Menteri Luar Negeri Selandia Baru Winston Peters mengatakan bahwa berbagai lembaga pemerintah telah bekerja sama dengan pihak berwenang Indonesia dan pihak lain untuk menjamin pembebasan tersebut selama 19 1/2 bulan terakhir. Para pejabat juga mendukung keluarga Mehrtens, kata Peters.

Banyak outlet berita menunjukkan “kerja sama dan menahan diri” dalam melaporkan berita tersebut, tambahnya. “Kasus ini merugikan keluarga Mehrtens, yang meminta privasi,” kata Peters.

Outlet berita Selandia Baru melaporkan selama penahanan Mehrtens bahwa dia adalah salah satu dari sejumlah pilot ekspatriat yang dipekerjakan oleh Susi Air dan dalam beberapa tahun terakhir tinggal di Bali bersama keluarganya.

Peters belum berbicara dengan Mehrtens sejak dia dibebaskan. Berita itu adalah “salah satu cerita terbaik yang pernah saya alami” selama 45 tahun menjabat sebagai anggota parlemen, tambah menteri luar negeri yang pernah menjabat tiga kali itu.

Dia menolak memberikan rincian tentang bagaimana pilot itu dibebaskan. Itu adalah lingkungan yang “rumit” dan membangun kepercayaan adalah aspek yang paling sulit, kata Peters.

“Cukup menegangkan, menahan nyali kami dan tidak terlalu terbawa suasana, tidak melakukan apa pun yang dapat membahayakan peluang,” ujarnya. “Karena selalu ada kekhawatiran kami bahwa kami mungkin tidak berhasil.”

Presiden Indonesia Joko Widodo mengucapkan selamat kepada militer dan polisi karena mengutamakan persuasi dan keselamatan.

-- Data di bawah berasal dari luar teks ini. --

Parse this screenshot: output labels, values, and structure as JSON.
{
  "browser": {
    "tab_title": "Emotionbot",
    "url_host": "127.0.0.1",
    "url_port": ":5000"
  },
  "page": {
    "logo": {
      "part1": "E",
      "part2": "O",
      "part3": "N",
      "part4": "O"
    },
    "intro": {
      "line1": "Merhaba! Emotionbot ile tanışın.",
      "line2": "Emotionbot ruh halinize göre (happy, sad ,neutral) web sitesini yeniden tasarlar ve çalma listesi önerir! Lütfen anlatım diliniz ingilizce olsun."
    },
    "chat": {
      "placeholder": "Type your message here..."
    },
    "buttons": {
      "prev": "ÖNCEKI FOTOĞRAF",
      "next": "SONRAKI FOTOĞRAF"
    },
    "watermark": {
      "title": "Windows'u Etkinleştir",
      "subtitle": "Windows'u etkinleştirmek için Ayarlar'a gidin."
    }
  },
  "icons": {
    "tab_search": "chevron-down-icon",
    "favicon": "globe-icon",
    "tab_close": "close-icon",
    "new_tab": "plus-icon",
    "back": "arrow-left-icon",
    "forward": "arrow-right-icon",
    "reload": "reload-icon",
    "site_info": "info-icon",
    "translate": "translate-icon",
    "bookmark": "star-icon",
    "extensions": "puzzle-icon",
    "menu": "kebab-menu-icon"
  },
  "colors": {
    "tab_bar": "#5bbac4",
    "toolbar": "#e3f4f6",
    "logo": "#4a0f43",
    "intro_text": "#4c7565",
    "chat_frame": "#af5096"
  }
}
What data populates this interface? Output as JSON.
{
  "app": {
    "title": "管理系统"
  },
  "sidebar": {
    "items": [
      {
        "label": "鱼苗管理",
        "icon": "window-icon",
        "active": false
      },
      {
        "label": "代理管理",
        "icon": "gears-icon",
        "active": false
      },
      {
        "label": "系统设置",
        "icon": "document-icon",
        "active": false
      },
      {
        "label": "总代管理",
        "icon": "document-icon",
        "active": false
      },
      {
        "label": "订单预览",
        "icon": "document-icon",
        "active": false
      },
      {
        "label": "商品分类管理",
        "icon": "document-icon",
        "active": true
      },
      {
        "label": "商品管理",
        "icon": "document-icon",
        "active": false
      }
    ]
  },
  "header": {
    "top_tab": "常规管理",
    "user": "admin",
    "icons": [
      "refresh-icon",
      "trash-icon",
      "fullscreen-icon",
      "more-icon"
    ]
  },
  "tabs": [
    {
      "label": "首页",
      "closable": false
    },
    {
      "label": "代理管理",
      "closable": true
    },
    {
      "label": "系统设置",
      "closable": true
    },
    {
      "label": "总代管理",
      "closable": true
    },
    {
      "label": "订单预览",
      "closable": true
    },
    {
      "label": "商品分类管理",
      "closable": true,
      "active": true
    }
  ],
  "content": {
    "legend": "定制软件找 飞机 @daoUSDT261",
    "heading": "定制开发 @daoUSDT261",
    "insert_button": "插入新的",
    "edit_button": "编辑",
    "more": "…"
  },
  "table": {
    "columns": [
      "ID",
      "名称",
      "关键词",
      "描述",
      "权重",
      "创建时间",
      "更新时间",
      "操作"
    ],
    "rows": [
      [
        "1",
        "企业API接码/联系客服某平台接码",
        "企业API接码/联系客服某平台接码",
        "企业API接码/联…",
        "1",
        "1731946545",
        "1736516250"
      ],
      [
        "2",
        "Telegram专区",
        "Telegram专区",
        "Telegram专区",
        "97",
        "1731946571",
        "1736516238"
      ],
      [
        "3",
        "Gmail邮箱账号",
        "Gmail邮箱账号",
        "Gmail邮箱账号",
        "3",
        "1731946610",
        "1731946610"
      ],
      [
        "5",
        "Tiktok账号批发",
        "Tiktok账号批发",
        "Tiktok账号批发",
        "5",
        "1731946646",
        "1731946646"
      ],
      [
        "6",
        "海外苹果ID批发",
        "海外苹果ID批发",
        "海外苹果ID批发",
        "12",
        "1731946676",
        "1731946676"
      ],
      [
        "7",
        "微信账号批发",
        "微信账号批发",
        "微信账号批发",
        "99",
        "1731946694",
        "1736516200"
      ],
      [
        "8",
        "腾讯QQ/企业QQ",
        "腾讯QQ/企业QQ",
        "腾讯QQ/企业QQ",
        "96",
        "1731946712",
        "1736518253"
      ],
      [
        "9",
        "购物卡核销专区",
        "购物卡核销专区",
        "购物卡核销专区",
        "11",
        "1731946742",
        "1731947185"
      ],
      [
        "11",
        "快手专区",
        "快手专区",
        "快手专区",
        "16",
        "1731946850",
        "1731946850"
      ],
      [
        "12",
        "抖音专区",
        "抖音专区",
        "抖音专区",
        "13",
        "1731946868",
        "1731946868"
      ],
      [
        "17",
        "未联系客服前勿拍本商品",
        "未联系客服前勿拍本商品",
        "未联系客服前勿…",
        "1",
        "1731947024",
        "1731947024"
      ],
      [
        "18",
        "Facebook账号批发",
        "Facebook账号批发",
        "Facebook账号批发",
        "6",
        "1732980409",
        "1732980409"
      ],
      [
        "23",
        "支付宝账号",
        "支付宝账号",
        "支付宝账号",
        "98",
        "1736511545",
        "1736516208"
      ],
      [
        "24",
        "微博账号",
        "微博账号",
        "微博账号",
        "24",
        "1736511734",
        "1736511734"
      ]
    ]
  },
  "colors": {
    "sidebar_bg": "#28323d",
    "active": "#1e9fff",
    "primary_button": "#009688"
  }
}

“Ini melalui proses negosiasi yang sangat panjang dan kesabaran kami untuk tidak melakukannya secara represif,” kata Widodo.

Pada bulan April 2023, separatis bersenjata menyerang pasukan Indonesia yang dikerahkan untuk menyelamatkan Mehrtens, menewaskan sedikitnya enam tentara.

Pada bulan Agustus, orang-orang bersenjata menyerbu sebuah helikopter dan membunuh pilotnya yang berasal dari Selandia Baru, Glen Malcolm Conning, setelah helikopter tersebut mendarat di Alama, sebuah desa terpencil di distrik Mimika, provinsi Papua Tengah. Belum ada yang mengaku bertanggung jawab atas serangan itu, dan pemberontak serta pihak berwenang Indonesia saling menyalahkan.

Pada tahun 1996, Organisasi Papua Merdeka menculik 26 anggota misi penelitian World Wildlife Fund di Mapenduma. Dua orang Indonesia yang diculik dibunuh oleh penculiknya. Para sandera yang tersisa dibebaskan dalam waktu lima bulan.